Developers say models help smooth over a unit’s potential shortcomings, including odd or small layouts, street noise or lack of natural light, says Mr. VanHorn. This year, the Wardman developer turned an extra-wide prewar-style corridor into a “gallery” with multiple seating areas and custom art pieces to help buyers imagine how to furnish the $9.9 million penthouse unit. The model helped highlight the vintage layouts, where “not everything is exactly perfect,” he says.
Walking through a model unit may speed up a buying decision because it evokes feelings of happiness, says Stephen Conroy, an economics professor at the University of San Diego who studies real-estate amenities.
Rather than looking at the unit on paper, the experience of seeing and feeling the various finishes evokes “an emotion that’s going to enter into the buying decision,” he says. While model-unit purchases are not tracked by real-estate services, 31% of buyer’s agents say that staging a home increases its value by 1% to 5%, according to a 2017 survey of 1,894 agents by the National Association of Realtors.
For Alan Pellegrini, chief executive of an aerospace company, walking through a model at Westlight, a 71-unit luxury condo building in Washington, D.C., helped him realize that he would be cramped in the unit he had in mind. He paid “a couple hundred thousand” to swap the two-bedroom he already had under contract for a similar condo in the same building but with a den that he plans to turn into a library. “When you see the model, it shows the potential,” he says. Mr. Pellegrini, 54 years old, declined to disclose the price he paid for his unit, but two-bedroom apartments in at Westlight range from $1.26 million to $2.7 million.

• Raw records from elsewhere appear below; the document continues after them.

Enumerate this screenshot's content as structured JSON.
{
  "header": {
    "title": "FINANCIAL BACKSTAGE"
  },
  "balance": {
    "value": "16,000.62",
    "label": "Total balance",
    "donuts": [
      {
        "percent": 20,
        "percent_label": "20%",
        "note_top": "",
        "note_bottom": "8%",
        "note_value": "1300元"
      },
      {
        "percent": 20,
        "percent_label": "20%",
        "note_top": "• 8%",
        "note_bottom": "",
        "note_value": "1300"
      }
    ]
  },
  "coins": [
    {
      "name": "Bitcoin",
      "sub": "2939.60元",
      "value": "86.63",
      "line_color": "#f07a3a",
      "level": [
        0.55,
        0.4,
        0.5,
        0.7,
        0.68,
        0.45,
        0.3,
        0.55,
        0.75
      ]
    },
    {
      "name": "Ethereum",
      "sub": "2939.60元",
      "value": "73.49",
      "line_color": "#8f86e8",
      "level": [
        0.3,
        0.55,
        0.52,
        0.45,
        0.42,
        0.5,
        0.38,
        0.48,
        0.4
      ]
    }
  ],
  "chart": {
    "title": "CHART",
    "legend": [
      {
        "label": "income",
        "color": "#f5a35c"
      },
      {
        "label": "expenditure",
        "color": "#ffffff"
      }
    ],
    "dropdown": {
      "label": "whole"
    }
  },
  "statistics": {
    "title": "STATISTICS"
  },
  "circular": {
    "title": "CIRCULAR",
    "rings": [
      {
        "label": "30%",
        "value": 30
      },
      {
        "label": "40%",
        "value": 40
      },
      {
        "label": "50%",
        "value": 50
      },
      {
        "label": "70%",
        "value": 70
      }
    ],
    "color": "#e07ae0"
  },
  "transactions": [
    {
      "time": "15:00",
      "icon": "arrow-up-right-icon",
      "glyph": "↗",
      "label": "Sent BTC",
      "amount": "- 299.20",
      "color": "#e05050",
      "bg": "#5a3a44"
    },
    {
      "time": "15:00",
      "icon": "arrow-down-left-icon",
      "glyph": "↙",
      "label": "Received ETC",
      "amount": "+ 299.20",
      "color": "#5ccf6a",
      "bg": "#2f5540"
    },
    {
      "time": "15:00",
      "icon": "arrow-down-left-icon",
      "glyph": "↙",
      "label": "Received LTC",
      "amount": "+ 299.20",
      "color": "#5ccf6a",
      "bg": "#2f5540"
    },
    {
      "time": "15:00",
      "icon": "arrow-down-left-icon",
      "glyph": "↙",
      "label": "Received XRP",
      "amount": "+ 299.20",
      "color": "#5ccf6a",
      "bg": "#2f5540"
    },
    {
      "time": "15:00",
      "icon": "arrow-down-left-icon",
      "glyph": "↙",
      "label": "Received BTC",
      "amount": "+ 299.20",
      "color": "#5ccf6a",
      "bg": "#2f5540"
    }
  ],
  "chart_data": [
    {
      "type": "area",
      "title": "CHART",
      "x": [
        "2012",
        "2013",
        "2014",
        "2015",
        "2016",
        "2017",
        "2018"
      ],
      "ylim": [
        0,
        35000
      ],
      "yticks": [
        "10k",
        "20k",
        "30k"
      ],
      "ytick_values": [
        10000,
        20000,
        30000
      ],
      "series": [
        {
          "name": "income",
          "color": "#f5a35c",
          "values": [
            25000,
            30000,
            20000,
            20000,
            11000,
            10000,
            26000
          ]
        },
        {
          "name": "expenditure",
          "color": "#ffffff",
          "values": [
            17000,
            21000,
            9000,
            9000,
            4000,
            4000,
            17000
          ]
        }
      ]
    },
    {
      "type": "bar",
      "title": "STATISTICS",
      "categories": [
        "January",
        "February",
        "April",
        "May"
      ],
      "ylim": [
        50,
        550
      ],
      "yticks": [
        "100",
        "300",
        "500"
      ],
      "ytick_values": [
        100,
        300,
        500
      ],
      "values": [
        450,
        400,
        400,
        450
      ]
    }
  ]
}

After 12 years in a single-family home, Rebecca Schumacher and Guido Piccinini weren’t sure they could downsize to condo living. But after viewing the model units at the Pacific, a 76-unit building, in San Francisco’s Pacific Heights neighborhood, the couple was convinced. The couple purchased a corner unit and moved in this year, creating a formal dining area out of one of their three bedrooms. The model units were designed with marble slab kitchen counters, modern moldings and custom headboards to fit the master bedrooms. “They all felt like home despite being smaller spaces,” says Ms. Schumacher, 66, a real-estate agent. Ms. Schumacher would not disclose sales price, but a similar unit is listed for $4.87 million, according to Redfin.
Choosing the right brands to display in the models is key, says Maile Aguila, senior vice president of residential sales at Swire Properties . This Hong Kong-based developer is behind Brickell City Centre, a mixed-use development in Miami. Potential buyers need to be familiar enough with the designs to feel as if they are walking into their home, says Ms. Aguila. When completed, many of the 390 residences at Brickell City Centre will have interiors created by the Brazillian furnishings brand Artefacto, which is familiar to the area’s South American buyers, she says. Many of the units are purchased furnished, she adds, and typically add roughly 12% to 15% to the sale price. Units at Brickell City Centre range from about $650,000 to $6 million.
Viewing the model in Manhattan View at MiMA, a 147-unit luxury building in New York’s Hudson Yards, made a difference for Claudine Prowse, a 44-year-old biotech executive. She was impressed by the “smart use of space” in a one-bedroom unit that she didn’t think allowed for a dining room. Instead, the one-bedroom model unit showed a computer desk on the same wall as her flat-screen television and created a built-in dining nook from an unused corner near the kitchen. Units at Manhattan View range from $1.595 million to $6.45 million. The model “was so functional and cozy,” says Ms. Prowse, who paid $2.3 million for the unit. After signing the contract, “I literally stole the exact ideas.”